Trump's lawyers have filed a motion to apply presidential immunity against Trump's charges over retaining classified documents. Justice Thomas's concurrence also mirrored a motion filed by Trump's lawyers to dismiss his charges due to Jack Smith's appointment as special counsel, arguing that he was not appointed in accordance with the Constitution. On July 15, 2024, Judge Aileen Cannon dismissed the case, concluding that Smith's appointment violated the Appointments Clause of the Constitution.

Trump's sentencing date for his convictions in Manhattan was delayed from July to November 2024. Justice Juan Merchan indicated that he would rule on the applicability of presidential immunity to evidence introduced by the prosecution and if necessary conduct sentencing shortly after. On November 19, the Manhattan DA agreed to postpone sentencing until the conclusion of Trump's second presidency and argued that the conviction should stand because no law states that temporary presidential immunity nullifies proceedings conducted outside the president's time in office and concerning activity deemed unofficial to his post. On November 22, Merchan suspended the sentencing so Trump's team could provide arguments for dismissing the case post-trial.

On September 26, 2024, Jack Smith submitted a 165-page sealed brief in the federal prosecution for election obstruction, with Judge Chutkan approving a redacted version for public release the following week. The new brief established the prosecution's support for the injunctions against Trump on the basis that the actions Trump took were made outside the duties of the office of the presidency as to satisfy the Supreme Court decision in Trump, removing the evidence that was tied to the Justice Department, but introducing new evidence including discussions between Pence and Trump where Pence urged Trump to accept defeat.

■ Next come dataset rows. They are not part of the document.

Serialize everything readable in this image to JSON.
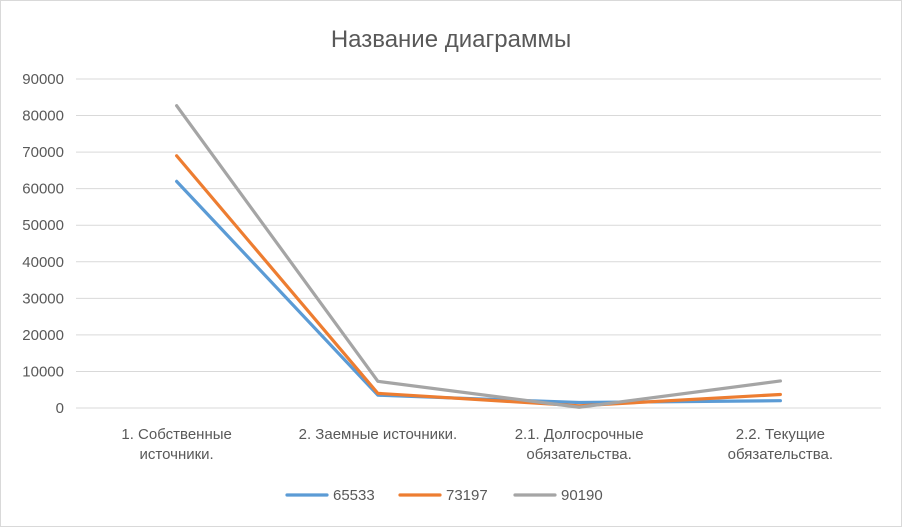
{
  "chart_data": {
    "type": "line",
    "title": "Название диаграммы",
    "xlabel": "",
    "ylabel": "",
    "ylim": [
      0,
      90000
    ],
    "yticks": [
      0,
      10000,
      20000,
      30000,
      40000,
      50000,
      60000,
      70000,
      80000,
      90000
    ],
    "categories": [
      [
        "1. Собственные",
        "источники."
      ],
      [
        "2. Заемные источники."
      ],
      [
        "2.1. Долгосрочные",
        "обязательства."
      ],
      [
        "2.2. Текущие",
        "обязательства."
      ]
    ],
    "series": [
      {
        "name": "65533",
        "color": "#5b9bd5",
        "values": [
          62000,
          3500,
          1500,
          2000
        ]
      },
      {
        "name": "73197",
        "color": "#ed7d31",
        "values": [
          69000,
          4000,
          600,
          3700
        ]
      },
      {
        "name": "90190",
        "color": "#a5a5a5",
        "values": [
          82700,
          7300,
          200,
          7400
        ]
      }
    ],
    "grid": true,
    "legend_position": "bottom"
  }
}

In late November, Smith dropped both cases in light of Trump's election, which Chutkan granted.

==Notable citations==

In May 2025, attorneys for local judge Hannah Dugan cited Trump v. United States in their motion for dismissal of a case brought by the Trump administration against Judge Dugan for directing an illegal immigrant to leave by a jury door after ICE agents showed up to the court house to arrest the immigrant. The attorneys asserted that Judge Dugan's actions were official acts exclusively within her constitutional authority and therefore the judge was immune from prosecution.